Ao assistirmos Além das Palavras, do diretor Terence Davies, logo nos primeiros minutos temos um gostinho da personalidade forte e desafiadora da famosa poetisa americana Emily Dickinson, cuja vida é biografada no longa.
Interpretada em sua juventude por Emma Bell e, posteriormente, por Cynthia Nixon, a protagonista demonstra seu descontentamento e questiona por vezes, em suas palavras e atos, as imposições religiosas e o papel muitas vezes figurativo da mulher perante a sociedade – ambos aceitos aparentemente de bom grado por todos a sua volta.
Engana-se, entretanto, quem pensa estar diante de uma completa rebelde. Afinal, apesar de Emily se posicionar a respeito de temas “inquestionáveis”, ainda estamos falando de uma época – século XIX – extremamente patriarcal. Portanto, se de um lado temos uma mulher decidida, que faz frente a questões que ainda hoje geram discussão, do outro, contraditoriamente, encontramos também uma figura que chega a pedir permissão ao pai para escrever durante a noite, por exemplo.
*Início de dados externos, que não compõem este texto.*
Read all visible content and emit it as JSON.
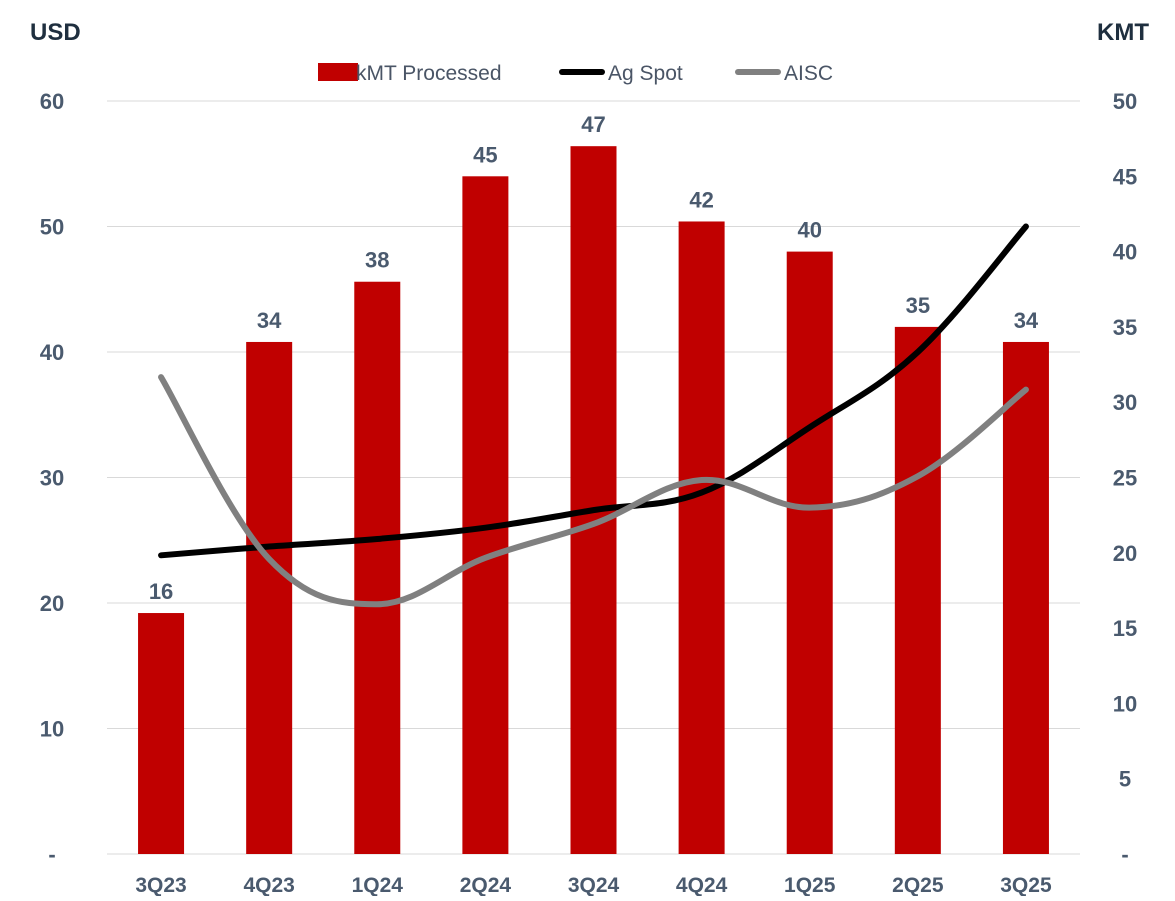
{
  "chart_data": {
    "type": "bar",
    "categories": [
      "3Q23",
      "4Q23",
      "1Q24",
      "2Q24",
      "3Q24",
      "4Q24",
      "1Q25",
      "2Q25",
      "3Q25"
    ],
    "left_axis": {
      "label": "USD",
      "ylim": [
        0,
        60
      ],
      "ticks": [
        0,
        10,
        20,
        30,
        40,
        50,
        60
      ],
      "tick_labels": [
        "-",
        "10",
        "20",
        "30",
        "40",
        "50",
        "60"
      ]
    },
    "right_axis": {
      "label": "KMT",
      "ylim": [
        0,
        50
      ],
      "ticks": [
        0,
        5,
        10,
        15,
        20,
        25,
        30,
        35,
        40,
        45,
        50
      ],
      "tick_labels": [
        "-",
        "5",
        "10",
        "15",
        "20",
        "25",
        "30",
        "35",
        "40",
        "45",
        "50"
      ]
    },
    "series": [
      {
        "name": "kMT Processed",
        "type": "bar",
        "axis": "right",
        "color": "#c00000",
        "values": [
          16,
          34,
          38,
          45,
          47,
          42,
          40,
          35,
          34
        ],
        "data_labels": [
          "16",
          "34",
          "38",
          "45",
          "47",
          "42",
          "40",
          "35",
          "34"
        ]
      },
      {
        "name": "Ag Spot",
        "type": "line",
        "axis": "left",
        "color": "#000000",
        "values": [
          23.8,
          24.5,
          25.1,
          26.0,
          27.4,
          28.8,
          34.0,
          40.0,
          50.0
        ]
      },
      {
        "name": "AISC",
        "type": "line",
        "axis": "left",
        "color": "#808080",
        "values": [
          38.0,
          23.5,
          19.9,
          23.6,
          26.3,
          29.8,
          27.6,
          30.1,
          37.0
        ]
      }
    ],
    "legend": {
      "position": "top-center",
      "items": [
        "kMT Processed",
        "Ag Spot",
        "AISC"
      ]
    },
    "grid": true
  }
}
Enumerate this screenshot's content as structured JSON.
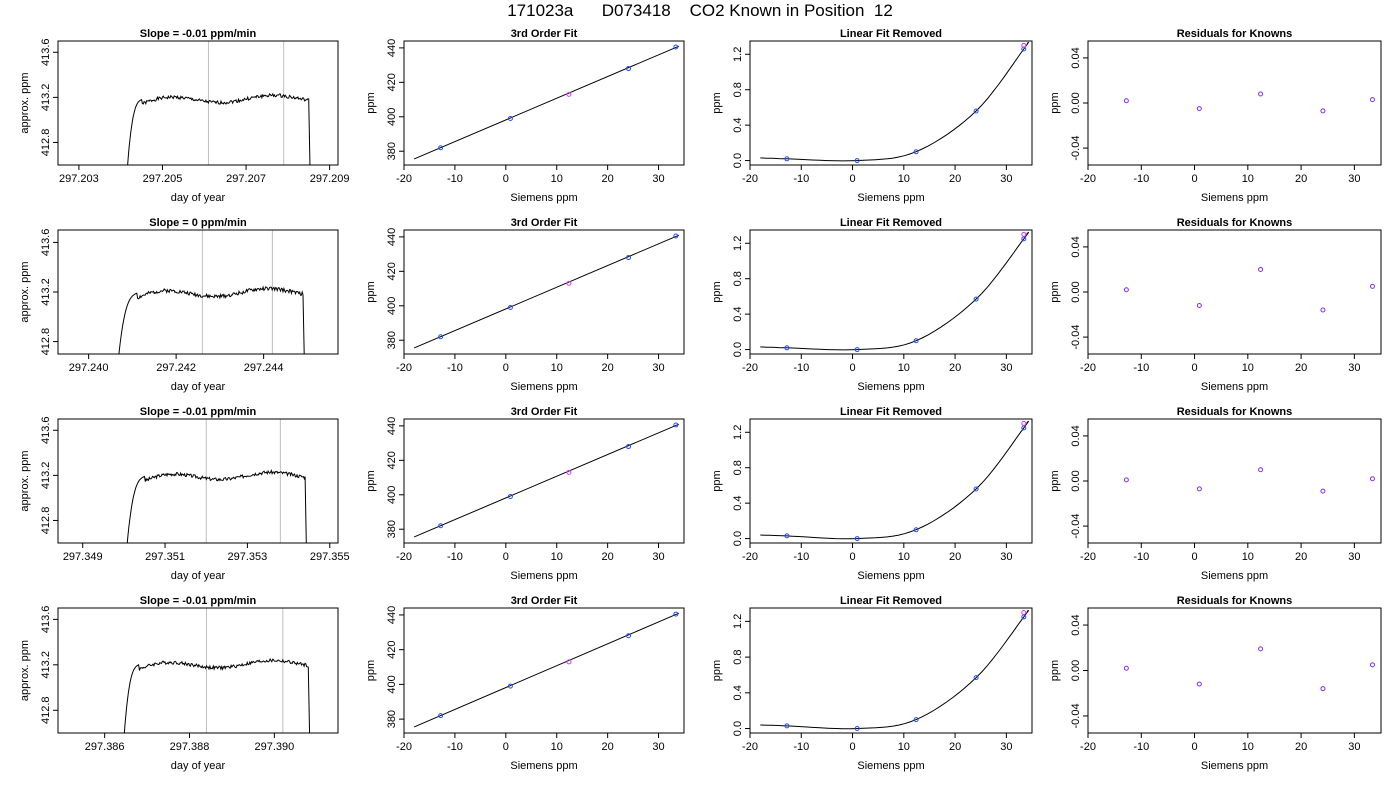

Falando, aliás, das inúmeras madrugadas que Emily passou em claro, quase como parte de seu processo criativo, é interessante citar que Dickinson deu origem a mais de 1.700 poemas, dos quais, infelizmente, poucos foram publicados em vida – mas que consagraram seu nome após sua morte.
Quanto às atuações, o ponto alto de Além das Palavras fica somente a cargo do desempenho de Nixon. A eterna Miranda, de Sex and the City, aparece bastante expressiva e convincente no papel da poetisa, sendo, talvez, a única a merecer real destaque se considerarmos as performances medianas do restante do elenco.
No entanto, o filme desaponta não apenas nas interpretações, mas deixa a desejar também no ritmo morno e nas poucas variações de cenários – o que chega a incomodar a certa altura do filme. A culpa, porém, não pode ser jogada inteiramente no colo do diretor, afinal, estamos falando aqui de uma biografia e não de um candidato a blockbuster. Ou seja, devemos esperar que o filme se atenha mesmo aos fatos, sem ficar inventando ou floreando demais com a intenção única de causar interesse e agradar a quem assiste.
O desafio, no caso, era justamente tornar a vida de Emily – quando não estava escrevendo – também atrativa. Considerando sua vida praticamente inteira na casa dos pais, em Massachusetts, o risco de retratar apenas uma mulher apegada à família, reclusa e de temperamento ácido – cada vez mais perceptível com o passar do tempo – era uma armadilha quase inevitável.
Pesando Dickinson como um todo, podemos dizer que a reconstrução de sua vida, sem deixar que seu isolamento gradual ofuscasse a imagem da poetisa talentosa e do refúgio e conforto que só encontrou nas palavras, foi bem estruturada.
A produção britânico-búlgara estreia no Brasil dia 27 de abril.